A new voting rights case bubbling up to the Supreme Court has the potential to transform how voting rights are litigated in the courts.

On Monday, the U.S. Eighth Circuit Court of Appeals ruled that Section 2 of the Voting Rights Act – which prohibits the “denial or abridgment of the right to vote on account of race or color through voting qualifications or prerequisites” – does not explicitly grant a private right of action.

In other words, the Eighth Circuit decided that individuals or advocacy groups who believe a state is violating a voter’s rights can’t bring a lawsuit – only the federal government can do so. In the case in question, the court said a local NAACP group in Arkansas, which is suing the state over redistricting maps that the group says discriminated against Black voters, needs to convince the Justice Department to take up their case.

“Did Congress give private plaintiffs the ability to sue under [Section 2] of the Voting Rights Act? Text and structure reveal that the answer is no, so we affirm the district court’s decision to dismiss,” the ruling states.

Legal experts said that the case is likely to make its way up to the highest court in the land, giving the nine justices the opportunity to examine the Voting Rights Act in a presidential election year.

“Justice [Neil] Gorsuch had indicated that this is a significant issue, and the Eighth Circuit just agreed that there isn’t a private right of action.

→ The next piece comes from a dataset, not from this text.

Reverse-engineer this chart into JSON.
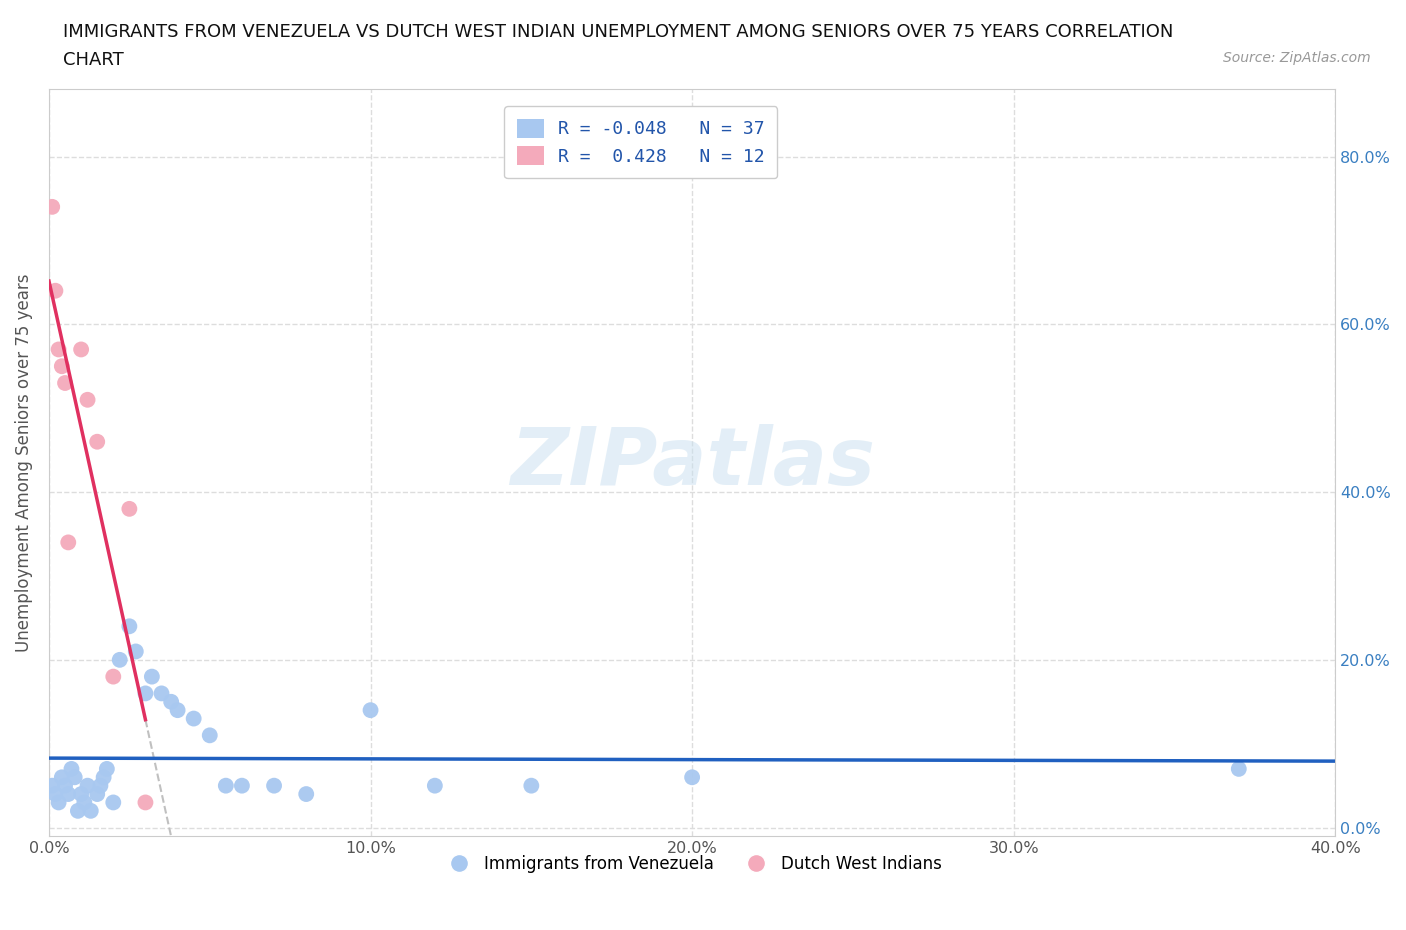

Resolution of this question is clearly headed to the Supreme Court for resolution,” Jason Torchinsky, a partner at Holzman Vogel and an expert in election law, noted.

Monday’s ruling applies only to federal courts covered by the Eighth Circuit, which includes Arkansas, Iowa, Minnesota, Missouri, Nebraska, North Dakota and South Dakota.

But there are several pending lawsuits by private groups that are challenging political maps drawn by legislators across the country.

In 2021, Gorsuch, who lawyers refer to as a “textualist,” indicated that at some point the Supreme Court needs to decide if Congress assumed a private right to action in the Voting Rights Act or not.

“I join the court’s opinion in full, but flag one thing it does not decide,” Gorsuch wrote at the time, joined by Justice Clarence Thomas. “Our cases have assumed — without deciding — that the Voting Rights Act of 1965 furnishes an implied cause of action under section 2.”

Mike Dimino, law professor at Widener University Commonwealth Law School in Pennsylvania, said the difficulty with the Eighth Circuit’s argument is that “the Supreme Court’s attitude in the mid-’60s was much more open to the creation of a private right of action where a statute was ambiguous.”

“If you’re in Congress, and you’re writing a statute in the mid-’60s, you look at the Supreme Court’s precedent at the time, and you say, ‘All right, well, this is what the Supreme Court does,'” Dimino said.

“But the statute has gone on now for more than 55 years, and the Supreme Court hasn’t decided squarely whether these suits are available or not,” he said.

Dimino says he believes it is unlikely that the Supreme Court would affirm the Eighth Circuit’s decision should it decide to take up the case.

The Legal Defense Fund, a civil rights group, criticized the Eighth Circuit’s decision by saying that it means “[i]ndividuals who experience voting discrimination on account of their race will be prevented from suing under the Voting Rights Act (VRA)’s critical Section 2 provisions to vindicate them and must instead rely on the discretion and limited resources of the U.S. Attorney General.”

The group also called the ruling “a stark departure from six decades of decisions in hundreds of Section 2 cases,” pointing to the recent Supreme Court case Allen v. Milligan.

In that case, which was decided this year, a 5-4 majority affirmed a lower court decision that ruled in favor of Black voters in Alabama who challenged the state’s GOP-friendly map, concluding the state likely violated Section 2 of the Voting Rights Act.

Should the Eighth Circuit case be petitioned to the Supreme Court, it could set up a timeline for the case to be decided during a presidential election year.